そこには古き良き昭和の主婦の世界が繰り広げられていて、やたら懐かしくて涙が出そうだった。
当時の風俗は手を伸ばせば届くような…ほんの少し前の日本の事なのに、もはや別の世界のようにさえ思える。
私はこのエッセイ集を読んで「懐かしい」と思った訳だけど、私はこのエッセイ集で取り上げられている『ミセス』の時代を全く知らない。
それなのに「懐かしい」と思うのは、その時代が懐かしいのではなくて、それらを通して自分の子供時代や、あるいはその当時の母親は叔母、あるいは近所で見かけた女性達を懐かしんでいるのかも知れない。

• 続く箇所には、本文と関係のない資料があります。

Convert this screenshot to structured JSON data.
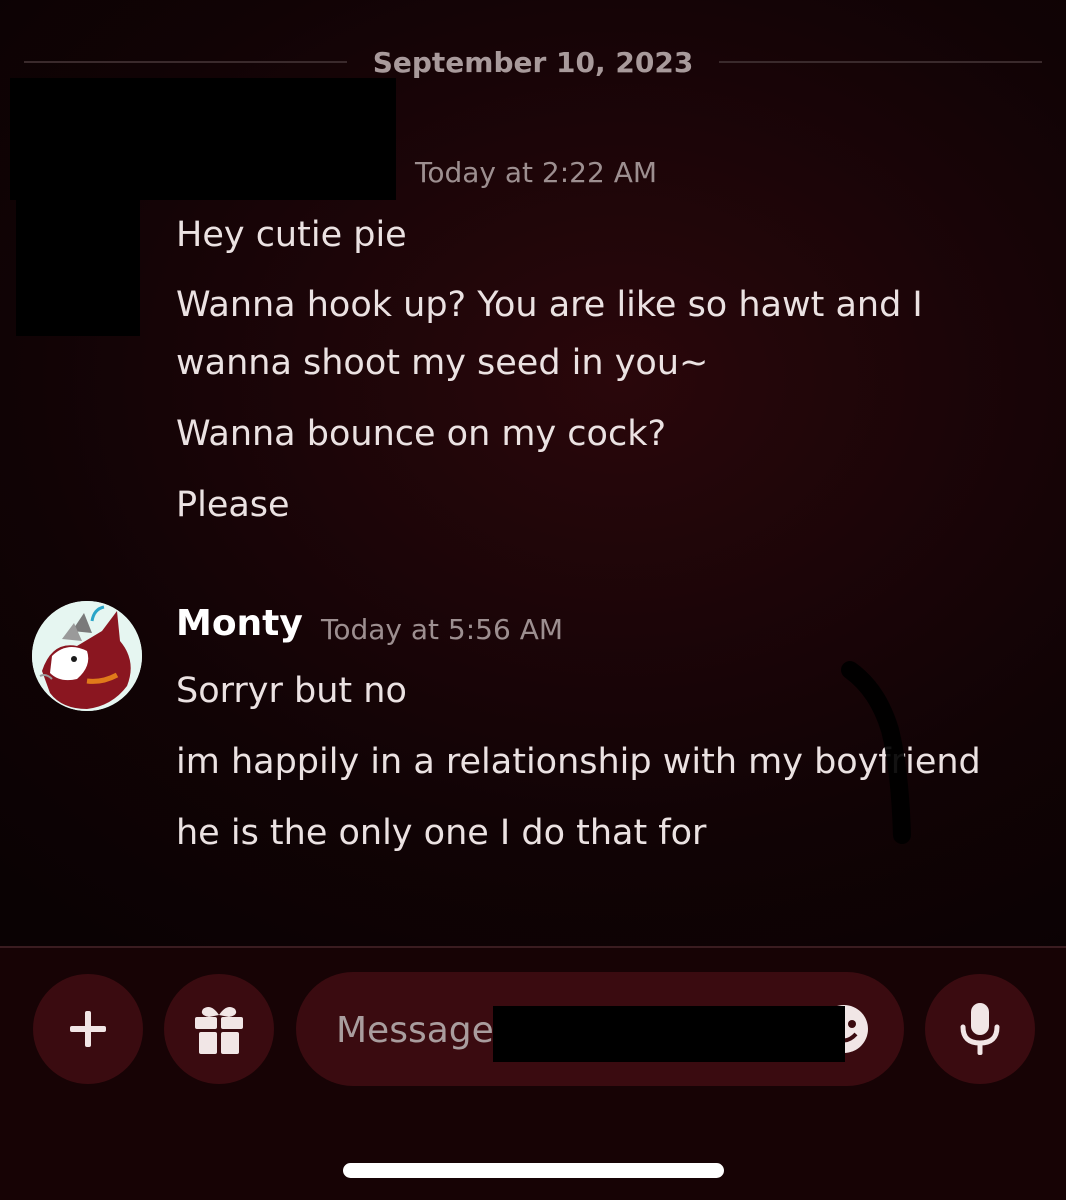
{
  "date_divider": "September 10, 2023",
  "messages": [
    {
      "timestamp": "Today at 2:22 AM",
      "lines": [
        "Hey cutie pie",
        "Wanna hook up? You are like so hawt and I\nwanna shoot my seed in you~",
        "Wanna bounce on my cock?",
        "Please"
      ]
    },
    {
      "username": "Monty",
      "timestamp": "Today at 5:56 AM",
      "lines": [
        "Sorryr but no",
        "im happily in a relationship with my boyfriend",
        "he is the only one I do that for"
      ]
    }
  ],
  "composer": {
    "placeholder": "Message"
  },
  "colors": {
    "background": "#170305",
    "button_bg": "#3a0b10",
    "text": "#ebe2e2",
    "muted": "#9d8f90"
  },
  "icons": {
    "add": "plus-icon",
    "gift": "gift-icon",
    "emoji": "emoji-icon",
    "voice": "microphone-icon"
  }
}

作者の金井美恵子と共に、あらためて『ミセス』を振り返ってみると、当時流行っていたことなどが滑稽に見えるのだが、今流行っていることも、何十年か後に振り返ってみれば滑稽に見えるのだろうと思うと、ちょっと面白い。
私が生きている「今」も、いつかはレトロとか懐古主義の領域に行ってしまうのだ。
レトロとか『暮らしの手帖』が好きな人なら、目を通しておいて損はしないと思う1冊。
ちょっとしたお菓子をつまみつつ、お茶でも飲みながら、気楽に読むのにはうってつけの作品だと思う。